What is driving demand in Europe?
EU Emissions Trading System carbon prices exceeding EUR 80 per tonne, Net Zero Industry Act storage targets, and North Sea storage hub development are supporting European market growth.
What is the United Kingdom growth outlook in this report?
The United Kingdom is projected to expand at a 21.8 % CAGR during 2026 to 2036, supported by East Coast Cluster and HyNet North West industrial decarbonization projects.
Does the report cover China in its regional analysis?
Yes, China is included within Asia-Pacific and is a high-growth country market covered in the report.
What is the China growth outlook in this report?
China is projected to expand at a 21.0 % CAGR during 2026 to 2036, supported by national carbon neutrality commitment and industrial emissions concentration.
Does the report cover Japan in its regional analysis?
Yes, Japan is included within Asia-Pacific under the regional scope of analysis.
What is the Japan growth outlook in this report?
Japan is projected to expand at a 21.4 % CAGR during 2026 to 2036, supported by Tomakomai demonstration project validation and industrial emissions reduction requirements.
Does the report cover South Korea in its regional analysis?
Yes, South Korea is included within Asia-Pacific and is covered in the country-wise assessment.
What is the South Korea growth outlook in this report?
South Korea is projected to expand at a 22.6 % CAGR during 2026 to 2036, the highest among major markets, supported by technological innovation commitment and industrial emissions concentration.
What is driving demand in Asia-Pacific?
National emissions reduction commitments, industrial emissions concentration, and government funding for demonstration projects are supporting Asia-Pacific demand growth.
What defines a carbon capture and sequestration project as part of this market?

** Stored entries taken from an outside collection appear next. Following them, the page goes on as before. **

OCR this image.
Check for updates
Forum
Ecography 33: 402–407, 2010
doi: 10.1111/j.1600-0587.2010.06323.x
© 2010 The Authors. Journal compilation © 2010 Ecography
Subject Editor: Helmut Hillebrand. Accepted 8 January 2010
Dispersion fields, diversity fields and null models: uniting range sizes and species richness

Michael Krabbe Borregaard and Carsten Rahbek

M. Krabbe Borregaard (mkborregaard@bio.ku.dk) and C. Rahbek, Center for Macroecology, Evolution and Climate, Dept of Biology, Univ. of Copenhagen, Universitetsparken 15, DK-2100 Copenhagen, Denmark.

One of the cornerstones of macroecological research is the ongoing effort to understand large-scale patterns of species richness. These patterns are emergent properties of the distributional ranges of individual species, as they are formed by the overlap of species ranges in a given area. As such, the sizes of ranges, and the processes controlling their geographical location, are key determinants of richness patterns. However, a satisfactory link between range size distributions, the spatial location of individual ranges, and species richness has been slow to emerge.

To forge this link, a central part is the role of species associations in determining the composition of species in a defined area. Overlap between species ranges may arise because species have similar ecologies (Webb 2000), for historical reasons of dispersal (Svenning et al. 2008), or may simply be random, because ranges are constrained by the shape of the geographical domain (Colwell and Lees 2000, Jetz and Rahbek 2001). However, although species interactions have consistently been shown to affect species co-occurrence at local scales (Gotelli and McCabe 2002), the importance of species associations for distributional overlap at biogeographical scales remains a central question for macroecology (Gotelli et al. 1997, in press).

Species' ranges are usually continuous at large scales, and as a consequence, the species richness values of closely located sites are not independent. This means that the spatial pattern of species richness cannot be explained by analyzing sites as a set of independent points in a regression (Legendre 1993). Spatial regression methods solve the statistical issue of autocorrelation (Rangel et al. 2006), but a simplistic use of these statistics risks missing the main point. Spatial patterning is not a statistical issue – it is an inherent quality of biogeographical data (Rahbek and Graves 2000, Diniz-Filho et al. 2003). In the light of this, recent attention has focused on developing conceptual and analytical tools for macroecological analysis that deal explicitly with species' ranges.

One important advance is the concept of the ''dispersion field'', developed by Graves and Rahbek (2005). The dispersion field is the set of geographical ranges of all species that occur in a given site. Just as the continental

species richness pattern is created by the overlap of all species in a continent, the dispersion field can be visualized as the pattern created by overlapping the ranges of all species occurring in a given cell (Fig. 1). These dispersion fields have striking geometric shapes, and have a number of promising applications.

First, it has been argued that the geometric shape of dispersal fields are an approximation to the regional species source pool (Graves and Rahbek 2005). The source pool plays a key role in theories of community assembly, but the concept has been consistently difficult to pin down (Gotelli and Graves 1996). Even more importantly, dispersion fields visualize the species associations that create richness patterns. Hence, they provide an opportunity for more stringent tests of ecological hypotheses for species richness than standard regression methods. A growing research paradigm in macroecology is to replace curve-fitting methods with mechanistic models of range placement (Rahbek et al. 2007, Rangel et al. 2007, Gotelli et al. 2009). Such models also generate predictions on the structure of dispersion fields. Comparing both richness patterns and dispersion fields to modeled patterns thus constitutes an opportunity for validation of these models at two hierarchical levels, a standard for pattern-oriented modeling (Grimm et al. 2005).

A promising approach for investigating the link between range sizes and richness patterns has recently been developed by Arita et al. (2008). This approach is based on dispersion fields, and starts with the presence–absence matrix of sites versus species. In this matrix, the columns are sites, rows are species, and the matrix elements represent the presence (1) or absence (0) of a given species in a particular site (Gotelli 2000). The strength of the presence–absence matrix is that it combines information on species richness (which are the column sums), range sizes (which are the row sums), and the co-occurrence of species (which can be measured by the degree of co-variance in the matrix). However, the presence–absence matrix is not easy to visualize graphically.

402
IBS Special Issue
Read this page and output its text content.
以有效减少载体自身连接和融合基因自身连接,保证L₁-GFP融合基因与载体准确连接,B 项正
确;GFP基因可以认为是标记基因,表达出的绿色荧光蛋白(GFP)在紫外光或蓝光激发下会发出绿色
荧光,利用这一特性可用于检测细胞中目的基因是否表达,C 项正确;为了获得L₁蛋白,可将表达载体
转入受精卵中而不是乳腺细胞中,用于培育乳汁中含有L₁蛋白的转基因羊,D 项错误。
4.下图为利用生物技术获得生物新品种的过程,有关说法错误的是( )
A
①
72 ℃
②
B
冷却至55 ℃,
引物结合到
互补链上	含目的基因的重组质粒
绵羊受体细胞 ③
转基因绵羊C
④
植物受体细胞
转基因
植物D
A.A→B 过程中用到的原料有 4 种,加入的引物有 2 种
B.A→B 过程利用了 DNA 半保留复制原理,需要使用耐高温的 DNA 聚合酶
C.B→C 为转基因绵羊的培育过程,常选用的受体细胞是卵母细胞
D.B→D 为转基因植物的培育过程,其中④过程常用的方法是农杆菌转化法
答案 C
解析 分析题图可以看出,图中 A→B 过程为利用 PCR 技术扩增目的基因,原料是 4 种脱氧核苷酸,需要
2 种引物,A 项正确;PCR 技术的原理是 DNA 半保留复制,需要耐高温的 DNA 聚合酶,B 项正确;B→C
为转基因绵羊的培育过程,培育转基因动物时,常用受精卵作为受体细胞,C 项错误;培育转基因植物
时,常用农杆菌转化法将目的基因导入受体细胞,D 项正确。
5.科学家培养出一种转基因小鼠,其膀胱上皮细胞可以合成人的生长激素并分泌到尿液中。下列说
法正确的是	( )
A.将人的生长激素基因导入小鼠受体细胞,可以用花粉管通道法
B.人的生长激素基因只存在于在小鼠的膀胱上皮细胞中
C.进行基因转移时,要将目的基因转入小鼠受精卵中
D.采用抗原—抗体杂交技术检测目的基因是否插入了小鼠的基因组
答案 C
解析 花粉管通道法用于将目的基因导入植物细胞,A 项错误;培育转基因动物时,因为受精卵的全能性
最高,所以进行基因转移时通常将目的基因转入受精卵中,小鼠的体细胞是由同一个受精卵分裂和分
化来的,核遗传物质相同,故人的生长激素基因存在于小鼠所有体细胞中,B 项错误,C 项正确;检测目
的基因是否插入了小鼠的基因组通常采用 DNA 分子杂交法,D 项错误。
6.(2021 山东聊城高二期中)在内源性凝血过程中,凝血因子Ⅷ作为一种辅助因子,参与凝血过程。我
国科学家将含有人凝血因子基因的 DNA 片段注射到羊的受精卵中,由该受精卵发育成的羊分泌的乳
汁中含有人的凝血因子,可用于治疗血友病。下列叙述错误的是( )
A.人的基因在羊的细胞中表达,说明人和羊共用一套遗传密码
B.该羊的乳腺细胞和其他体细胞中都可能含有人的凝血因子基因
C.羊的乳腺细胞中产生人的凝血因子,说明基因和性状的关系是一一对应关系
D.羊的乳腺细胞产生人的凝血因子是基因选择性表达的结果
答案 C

A project is included if it captures CO₂ from industrial point sources, compresses for transportation, and injects into geological formations for permanent storage or enhanced oil recovery.
What is included in the scope of this carbon capture and sequestration market report?
Scope includes market sizing and forecasting for 2026 to 2036, segmentation by capture source, end-use, and region, along with competitive assessment and country-wise outlook.
What is excluded from the scope of this report?
The scope excludes biogenic carbon capture, carbon utilization producing fuels or chemicals, direct air capture revenues separable from point-source capture, and monitoring, reporting, and verification services.